264 - Myoglobin Regulates the Function of the E3 Ligase Parkin to Modulate Mitochondrial Fusion and Decrease Breast Cancer Tumor Progression

Abstract

In skeletal and cardiac muscles the monomeric heme protein myoglobin is known to modulate cellular oxygen and nitric oxide gradients to regulate hypoxic mitochondrial respiration. Recently, myoglobin has also been shown to be aberrantly expressed in breast cancer tumors and this expression is associated with better patient prognosis. Even though the underlying protective mechanism of myoglobin in breast cancer cells has not yet been elucidated, regulation of mitochondrial function has been implicated. Mitochondrial dynamics play a role in modulating cell cycle progression with prolonged mitochondrial fusion causing cell cycle arrest.

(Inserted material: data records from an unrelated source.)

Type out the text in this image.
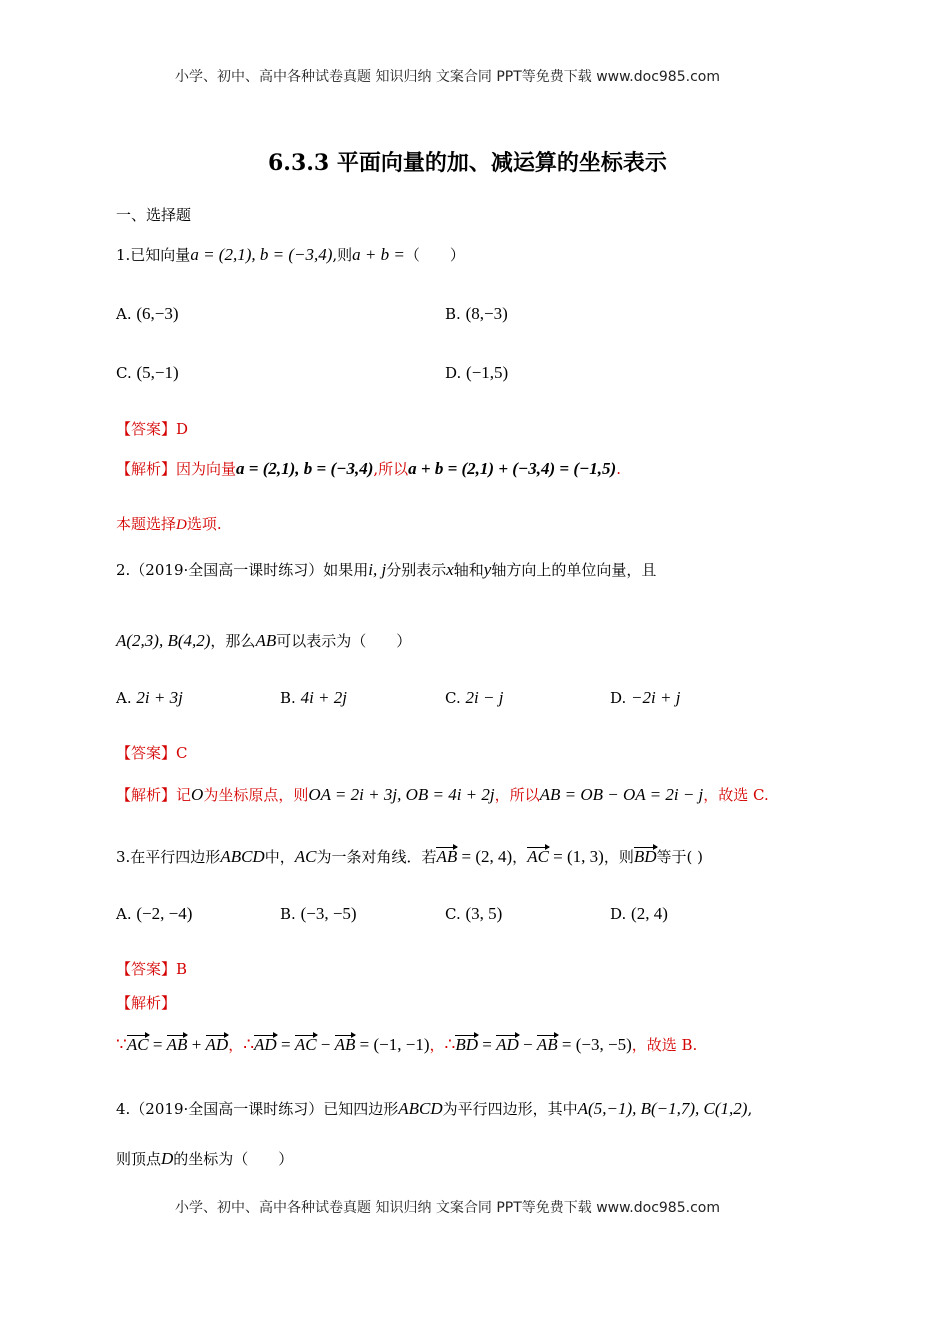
小学、初中、高中各种试卷真题 知识归纳 文案合同 PPT等免费下载 www.doc985.com
6.3.3 平面向量的加、减运算的坐标表示
一、选择题
1.已知向量a = (2,1), b = (−3,4),则a + b =（　　）
A. (6,−3)	B. (8,−3)
C. (5,−1)	D. (−1,5)
【答案】D
【解析】因为向量a = (2,1), b = (−3,4),所以a + b = (2,1) + (−3,4) = (−1,5).
本题选择D选项.
2.（2019·全国高一课时练习）如果用i, j分别表示x轴和y轴方向上的单位向量，且
A(2,3), B(4,2)，那么AB可以表示为（　　）
A. 2i + 3j	B. 4i + 2j	C. 2i − j	D. −2i + j
【答案】C
【解析】记O为坐标原点，则OA = 2i + 3j, OB = 4i + 2j，所以AB = OB − OA = 2i − j，故选 C.
3.在平行四边形ABCD中，AC为一条对角线．若AB = (2, 4)，AC = (1, 3)，则BD等于( )
A. (−2, −4)	B. (−3, −5)	C. (3, 5)	D. (2, 4)
【答案】B
【解析】
∵AC = AB + AD，∴AD = AC − AB = (−1, −1)，∴BD = AD − AB = (−3, −5)，故选 B.
4.（2019·全国高一课时练习）已知四边形ABCD为平行四边形，其中A(5,−1), B(−1,7), C(1,2),
则顶点D的坐标为（　　）
小学、初中、高中各种试卷真题 知识归纳 文案合同 PPT等免费下载 www.doc985.com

Given that dysregulated and rapid cell proliferation is central to cancer pathogenesis, we hypothesized that myoglobin expression induces mitochondrial fusion to inhibit breast cancer cell proliferation and attenuate tumor growth. In this study, we use MDA-MB231 breast cancer cells to show that stable expression of human myoglobin significantly decreases cellular proliferation. This decreased proliferation is associated with markers of cell cycle arrest and caused by increased expression of mitofusin-1, a major inducer of mitochondrial fusion. In vivo experiments in a murine xenograft model utilizing MDA-MB231 cells expressing myoglobin demonstrate that tumor volume and weight trend lower in myoglobin expressing tumors compared to non-expressing tumors, and this is concomitant with an increase in mitochondrial fusion and cell cycle arrest markers. Ongoing studies are determining the mechanism by which myoglobin regulates the expression of mitofusin-1. The role of myoglobin as a catalyst of reactive oxygen species generation is being explored. Preliminary experiments suggest myoglobin dependent oxidation and decreased expression of the ubiquitin ligase parkin functions to mark mitofusin-1 for proteosomal degradation. These data suggest a novel role for myoglobin as a modulator of mitochondrial dynamics, cell proliferation, and tumor growth.